BMPs are secreted signaling proteins of the transforming growth factor–β superfamily frequently acting as heterodimers (11–13). Signaling through the BMP receptor complex (Fig. 1A) results in phosphorylation and nuclear accumulation of the transcriptional effector SMAD1/5, which regulates the expression of many crucial developmental transcription factors and signaling pathway components [(14–18), reviewed in (19, 20)]. BMP signaling is tightly controlled by a plethora of intracellular (14, 21) and extracellular regulators (22–29) of which Chordin (= short gastrulation in insects) is, arguably, the most famous one. Like many other secreted BMP antagonists, Chordin binds BMP ligands, blocks the interaction with their receptor, and thereby inhibits BMP signaling (30). However, Chordin can also have pro-BMP effects and promotes long-range activation of BMP signaling in Drosophila, Xenopus, sea urchins, and in the sea anemone Nematostella (7, 31–34). The phylogenetic distribution of Chordin and two central BMP ligands, BMP2/4 and BMP5-8, and their importance for the secondary axis patterning across phyla suggests that, during early animal evolution, these molecules may have represented the minimum requirement for the formation of the bilaterally symmetric body plan (2, 10). However, to evaluate such a possibility, we need to understand the “mode of action” of BMPs and Chordin outside Bilateria, and our model, the sea anemone Nematostella, allows exactly that.
Fig. 1. Possible modes of action of BMP signaling during axial patterning in Nematostella.
(A) BMP signaling pathway.
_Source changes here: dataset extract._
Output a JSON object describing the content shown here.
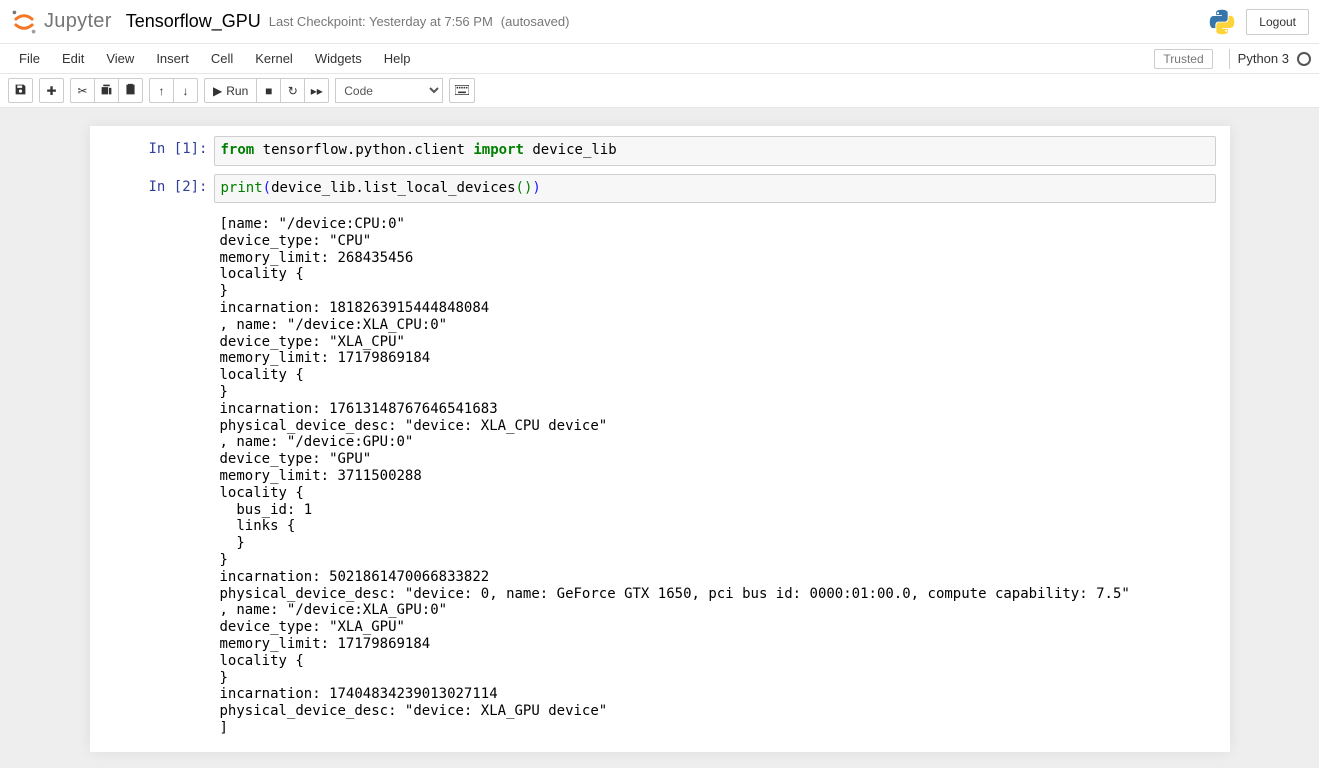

BMP dimers bind the heterotetrameric receptor complex, resulting in the phosphorylation of SMAD1/5. pSMAD1/5 forms a complex with the Co-Smad SMAD4, which regulates transcription in the nucleus. Chordin binds BMPs preventing them from activating the receptor complex. Metalloproteases like Tolloid and BMP-1 cleave Chordin and release BMP ligands from the inhibitory complex in Bilateria. (B) Expression domains of BMPs and BMP antagonists in an early Nematostella larva. Oral view corresponds to the optical section indicated with grey dashed line on the lateral view. Pink circles show the nuclear pSMAD1/5 gradient. (C) The shuttling model suggests that in Nematostella, a mobile BMP-Chordin complex transports BMPs through the embryo. Receptor binding is inhibited in cells close to the Chordin source due to high concentrations of Chordin. On the opposite side of the directive axis, BMPs bind their receptors and activate signaling upon release from Chordin. Tolloid might be involved in the cleavage of Chordin and release of BMPs from the complex with Chordin also in Nematostella. (D) In the local inhibition model, Nematostella Chordin acts locally to inhibit BMP signaling and promote the production of BMP2/4 and BMP5-8 mRNA. Chordin mobility is not required for asymmetric BMP signaling.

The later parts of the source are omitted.